伊予灘ものがたりの車内。2022年11月12日撮影(画像:大塚良治)
伊予灘ものがたりの車内。2022年11月12日撮影(画像:大塚良治)

 JRグループでは、募集型企画旅行以外でも、乗車券に加えて追加料金を支払うことで乗車できる観光列車が各地で運行されている(ただし、追加料金を必要としない観光列車を運行しているJR四国予土線の例もある)。

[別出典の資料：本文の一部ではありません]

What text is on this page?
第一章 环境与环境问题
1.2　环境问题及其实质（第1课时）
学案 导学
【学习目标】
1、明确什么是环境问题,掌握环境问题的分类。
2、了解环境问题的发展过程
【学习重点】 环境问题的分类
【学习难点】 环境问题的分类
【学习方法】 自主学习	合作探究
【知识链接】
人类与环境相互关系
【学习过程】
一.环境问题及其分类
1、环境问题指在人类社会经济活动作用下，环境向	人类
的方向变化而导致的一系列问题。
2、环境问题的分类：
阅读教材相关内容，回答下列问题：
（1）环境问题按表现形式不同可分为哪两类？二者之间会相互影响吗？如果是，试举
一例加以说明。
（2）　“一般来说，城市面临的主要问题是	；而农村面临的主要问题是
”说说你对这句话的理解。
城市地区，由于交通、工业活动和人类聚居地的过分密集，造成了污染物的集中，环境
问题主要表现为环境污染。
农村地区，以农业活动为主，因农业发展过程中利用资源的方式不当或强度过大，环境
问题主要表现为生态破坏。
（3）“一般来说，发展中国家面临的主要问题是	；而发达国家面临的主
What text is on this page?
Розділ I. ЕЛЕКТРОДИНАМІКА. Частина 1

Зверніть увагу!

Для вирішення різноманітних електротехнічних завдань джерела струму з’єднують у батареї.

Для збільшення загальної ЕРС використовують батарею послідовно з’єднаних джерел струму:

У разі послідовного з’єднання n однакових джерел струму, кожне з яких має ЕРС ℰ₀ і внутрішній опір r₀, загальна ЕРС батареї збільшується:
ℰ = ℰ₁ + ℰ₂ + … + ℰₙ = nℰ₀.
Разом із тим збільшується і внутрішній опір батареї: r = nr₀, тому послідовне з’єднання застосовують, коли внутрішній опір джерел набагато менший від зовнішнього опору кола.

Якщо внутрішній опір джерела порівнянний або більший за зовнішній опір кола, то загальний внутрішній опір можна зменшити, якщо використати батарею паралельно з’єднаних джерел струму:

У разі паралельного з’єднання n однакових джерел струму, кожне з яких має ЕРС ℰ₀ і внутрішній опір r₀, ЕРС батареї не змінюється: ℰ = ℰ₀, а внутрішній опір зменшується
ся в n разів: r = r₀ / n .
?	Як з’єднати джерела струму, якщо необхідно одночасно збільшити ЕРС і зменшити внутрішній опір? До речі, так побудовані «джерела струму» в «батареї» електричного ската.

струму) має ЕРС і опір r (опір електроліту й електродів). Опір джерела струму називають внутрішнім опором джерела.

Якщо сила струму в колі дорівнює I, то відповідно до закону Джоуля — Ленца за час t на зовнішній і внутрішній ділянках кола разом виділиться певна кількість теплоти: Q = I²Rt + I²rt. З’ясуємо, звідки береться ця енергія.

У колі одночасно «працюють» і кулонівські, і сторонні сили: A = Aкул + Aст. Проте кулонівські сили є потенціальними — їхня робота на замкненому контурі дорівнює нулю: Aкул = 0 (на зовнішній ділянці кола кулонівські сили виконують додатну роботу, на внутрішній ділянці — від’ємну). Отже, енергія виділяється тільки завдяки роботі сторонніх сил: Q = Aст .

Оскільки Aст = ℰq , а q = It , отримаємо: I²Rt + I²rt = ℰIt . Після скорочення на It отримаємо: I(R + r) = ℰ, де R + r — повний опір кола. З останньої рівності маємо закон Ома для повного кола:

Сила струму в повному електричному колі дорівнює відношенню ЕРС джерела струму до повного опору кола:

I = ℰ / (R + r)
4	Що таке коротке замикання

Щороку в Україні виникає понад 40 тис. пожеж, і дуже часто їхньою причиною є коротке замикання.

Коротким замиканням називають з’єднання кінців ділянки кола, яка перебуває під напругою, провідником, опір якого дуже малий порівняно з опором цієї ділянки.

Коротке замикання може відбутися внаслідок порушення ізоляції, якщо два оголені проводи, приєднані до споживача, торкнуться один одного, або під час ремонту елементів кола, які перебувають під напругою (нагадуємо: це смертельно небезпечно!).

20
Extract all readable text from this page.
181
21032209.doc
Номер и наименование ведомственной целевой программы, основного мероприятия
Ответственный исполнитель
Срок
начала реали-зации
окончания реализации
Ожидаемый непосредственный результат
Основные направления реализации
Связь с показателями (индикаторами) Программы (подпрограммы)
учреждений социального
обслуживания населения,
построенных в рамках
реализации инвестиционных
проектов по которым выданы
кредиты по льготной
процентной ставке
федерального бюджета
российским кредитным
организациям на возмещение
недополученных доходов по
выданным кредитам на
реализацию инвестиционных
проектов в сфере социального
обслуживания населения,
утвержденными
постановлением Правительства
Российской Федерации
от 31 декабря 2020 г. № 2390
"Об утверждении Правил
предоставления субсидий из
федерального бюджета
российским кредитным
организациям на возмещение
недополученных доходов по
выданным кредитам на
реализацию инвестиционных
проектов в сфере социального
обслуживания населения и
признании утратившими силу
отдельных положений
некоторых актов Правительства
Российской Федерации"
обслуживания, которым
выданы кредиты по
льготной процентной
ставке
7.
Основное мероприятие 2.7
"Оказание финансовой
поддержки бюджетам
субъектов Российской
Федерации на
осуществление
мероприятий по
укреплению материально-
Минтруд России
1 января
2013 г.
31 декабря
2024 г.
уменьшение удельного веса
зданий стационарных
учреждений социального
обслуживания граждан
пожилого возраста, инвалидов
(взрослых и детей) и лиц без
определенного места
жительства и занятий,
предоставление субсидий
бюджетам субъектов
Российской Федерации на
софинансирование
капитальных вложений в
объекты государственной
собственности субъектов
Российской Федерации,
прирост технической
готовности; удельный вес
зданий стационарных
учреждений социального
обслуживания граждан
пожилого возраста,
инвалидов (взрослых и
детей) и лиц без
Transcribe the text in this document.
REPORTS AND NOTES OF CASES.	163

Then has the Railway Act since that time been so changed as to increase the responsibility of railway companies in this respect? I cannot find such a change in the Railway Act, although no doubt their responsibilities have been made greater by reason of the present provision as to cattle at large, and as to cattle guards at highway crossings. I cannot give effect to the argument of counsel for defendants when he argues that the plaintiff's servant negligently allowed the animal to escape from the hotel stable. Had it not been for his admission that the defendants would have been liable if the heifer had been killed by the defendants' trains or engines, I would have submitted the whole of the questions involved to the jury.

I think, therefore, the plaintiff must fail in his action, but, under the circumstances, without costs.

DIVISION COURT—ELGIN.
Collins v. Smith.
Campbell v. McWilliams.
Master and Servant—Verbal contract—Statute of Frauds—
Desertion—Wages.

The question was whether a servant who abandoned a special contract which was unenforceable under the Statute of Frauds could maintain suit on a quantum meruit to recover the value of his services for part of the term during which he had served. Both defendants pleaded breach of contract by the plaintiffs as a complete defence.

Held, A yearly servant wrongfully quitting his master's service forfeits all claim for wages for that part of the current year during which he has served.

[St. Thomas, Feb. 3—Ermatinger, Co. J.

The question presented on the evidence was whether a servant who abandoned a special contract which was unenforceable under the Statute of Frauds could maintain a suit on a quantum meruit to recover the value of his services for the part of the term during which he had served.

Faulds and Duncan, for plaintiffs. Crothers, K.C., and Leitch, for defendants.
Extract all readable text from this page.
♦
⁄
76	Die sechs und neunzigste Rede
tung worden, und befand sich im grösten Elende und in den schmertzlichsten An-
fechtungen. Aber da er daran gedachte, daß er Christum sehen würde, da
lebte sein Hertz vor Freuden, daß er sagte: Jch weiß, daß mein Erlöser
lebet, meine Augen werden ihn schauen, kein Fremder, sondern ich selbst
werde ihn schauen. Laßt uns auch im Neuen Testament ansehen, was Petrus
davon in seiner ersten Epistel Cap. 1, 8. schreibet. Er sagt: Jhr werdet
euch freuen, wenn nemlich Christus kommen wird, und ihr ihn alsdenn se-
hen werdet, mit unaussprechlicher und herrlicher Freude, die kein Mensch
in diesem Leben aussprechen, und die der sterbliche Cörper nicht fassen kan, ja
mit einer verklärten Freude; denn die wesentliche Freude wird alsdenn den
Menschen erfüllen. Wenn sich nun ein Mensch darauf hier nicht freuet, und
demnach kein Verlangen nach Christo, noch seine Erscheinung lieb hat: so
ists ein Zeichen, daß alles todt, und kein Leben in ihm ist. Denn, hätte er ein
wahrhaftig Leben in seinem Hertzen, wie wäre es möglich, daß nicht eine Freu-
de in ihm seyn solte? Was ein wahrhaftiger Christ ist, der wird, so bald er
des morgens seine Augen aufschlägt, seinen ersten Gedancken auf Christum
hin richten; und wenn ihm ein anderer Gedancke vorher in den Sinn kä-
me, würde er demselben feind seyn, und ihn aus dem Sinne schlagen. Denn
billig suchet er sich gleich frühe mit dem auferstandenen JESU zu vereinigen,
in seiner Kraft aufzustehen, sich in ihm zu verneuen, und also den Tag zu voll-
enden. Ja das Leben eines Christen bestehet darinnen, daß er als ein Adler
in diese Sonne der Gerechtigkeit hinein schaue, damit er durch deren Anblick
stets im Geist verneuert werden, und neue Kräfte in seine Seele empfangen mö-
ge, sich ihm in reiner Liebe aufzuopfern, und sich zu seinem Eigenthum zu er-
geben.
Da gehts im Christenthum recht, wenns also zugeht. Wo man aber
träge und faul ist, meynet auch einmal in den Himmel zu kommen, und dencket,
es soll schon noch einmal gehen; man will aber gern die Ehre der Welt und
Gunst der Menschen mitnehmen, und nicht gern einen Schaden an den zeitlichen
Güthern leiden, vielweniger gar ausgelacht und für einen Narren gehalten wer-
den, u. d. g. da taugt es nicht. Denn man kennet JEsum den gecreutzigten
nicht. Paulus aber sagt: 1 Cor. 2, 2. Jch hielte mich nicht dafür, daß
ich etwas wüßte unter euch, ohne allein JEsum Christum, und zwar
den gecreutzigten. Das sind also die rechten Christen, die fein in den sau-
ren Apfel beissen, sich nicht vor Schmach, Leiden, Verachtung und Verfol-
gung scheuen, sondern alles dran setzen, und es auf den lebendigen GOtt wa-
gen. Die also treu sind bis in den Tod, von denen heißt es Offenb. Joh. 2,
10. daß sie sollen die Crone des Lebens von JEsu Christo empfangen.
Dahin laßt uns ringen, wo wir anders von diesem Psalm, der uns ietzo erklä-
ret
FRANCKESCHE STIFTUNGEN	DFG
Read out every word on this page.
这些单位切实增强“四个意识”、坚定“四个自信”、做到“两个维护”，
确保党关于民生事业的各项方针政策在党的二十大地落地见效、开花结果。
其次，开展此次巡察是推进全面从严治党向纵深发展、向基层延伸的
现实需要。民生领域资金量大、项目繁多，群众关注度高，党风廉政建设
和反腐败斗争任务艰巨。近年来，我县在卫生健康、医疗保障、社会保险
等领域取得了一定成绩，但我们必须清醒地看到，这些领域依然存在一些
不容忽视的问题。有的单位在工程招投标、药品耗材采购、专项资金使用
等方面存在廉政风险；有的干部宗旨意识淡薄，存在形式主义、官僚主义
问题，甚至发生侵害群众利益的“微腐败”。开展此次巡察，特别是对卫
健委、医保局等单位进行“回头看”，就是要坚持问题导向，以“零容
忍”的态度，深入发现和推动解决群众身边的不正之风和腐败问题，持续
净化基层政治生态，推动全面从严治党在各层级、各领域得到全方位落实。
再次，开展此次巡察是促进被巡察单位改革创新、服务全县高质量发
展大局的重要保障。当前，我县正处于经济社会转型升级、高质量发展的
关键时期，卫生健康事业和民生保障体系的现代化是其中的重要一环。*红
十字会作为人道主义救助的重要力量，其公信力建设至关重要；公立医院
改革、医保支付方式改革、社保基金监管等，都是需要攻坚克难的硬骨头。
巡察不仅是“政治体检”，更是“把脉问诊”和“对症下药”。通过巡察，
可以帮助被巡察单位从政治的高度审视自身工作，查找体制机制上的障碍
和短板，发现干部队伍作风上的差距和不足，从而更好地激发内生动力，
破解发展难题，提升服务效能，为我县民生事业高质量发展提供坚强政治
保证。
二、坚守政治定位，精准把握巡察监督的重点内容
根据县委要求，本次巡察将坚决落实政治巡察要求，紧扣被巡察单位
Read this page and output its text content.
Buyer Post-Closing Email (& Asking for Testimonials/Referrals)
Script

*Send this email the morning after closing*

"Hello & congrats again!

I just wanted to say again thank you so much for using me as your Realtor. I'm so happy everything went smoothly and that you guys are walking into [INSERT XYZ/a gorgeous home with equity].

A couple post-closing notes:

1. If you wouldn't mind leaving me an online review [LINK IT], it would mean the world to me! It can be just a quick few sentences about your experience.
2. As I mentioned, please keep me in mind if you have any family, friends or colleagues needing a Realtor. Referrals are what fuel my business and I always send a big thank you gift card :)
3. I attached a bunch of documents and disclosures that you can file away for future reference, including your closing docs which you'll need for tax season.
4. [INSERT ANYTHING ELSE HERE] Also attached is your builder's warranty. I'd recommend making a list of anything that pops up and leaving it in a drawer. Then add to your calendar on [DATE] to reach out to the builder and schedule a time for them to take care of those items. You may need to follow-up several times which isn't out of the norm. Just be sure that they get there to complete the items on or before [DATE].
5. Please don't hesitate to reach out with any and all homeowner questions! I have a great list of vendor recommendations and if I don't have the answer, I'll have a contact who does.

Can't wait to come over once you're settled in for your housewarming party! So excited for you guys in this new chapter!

 例えば、JR四国の「伊予灘ものがたり」は、マスメディアが実施した観光列車ランキングで複数回

「第1位」

に輝いている。伊予灘ものがたりは、松山~伊予大洲・八幡浜間を予讃線伊予長浜経由で結ぶ。予讃線向井原~伊予大洲間(伊予長浜経由)は2023年度の1日平均通過人員(輸送密度)が321人と低く、JR四国が路線のあり方について自治体との協議を希望する3路線(予讃線伊予長浜経由のほか、予土線および牟岐線阿南~牟岐間・牟岐~阿波海南間)のひとつに入っている。しかし、

・高野川~伊予長浜で見られる瀬戸内海
・伊予長浜~伊予大洲間で並行する肱川と山あいを縫うようにして走る車窓風景
・大正時代に開業し開業後100年を超えた伊予長浜~伊予大洲間の鉄道資産
・青春18きっぷのポスターに採用された下灘駅

などは文化的な資産といえる。伊予灘ものがたりの魅力は予讃線伊予長浜経由の素晴らしい車窓風景や鉄道資産をゆったりした列車のなかから食事をしながら楽しめる点にあるが、前出のJR四国の川崎氏は

「伊予灘ものがたりの人気は、沿線住民などによるお手ぶりやおもてなしにより支えられている」

と付け加える。2024年6月24日に青森県弘前市で開かれた、弘南鉄道大鰐線を中心とした公共交通のあり方について沿線住民の意見を聞くワークショップのなかでは

「大鰐線が走る風景は文化になっており、絶対に残ってもらいたい」(ABA青森朝日放送のウェブサイト)

との意見も出たとの報道もあった。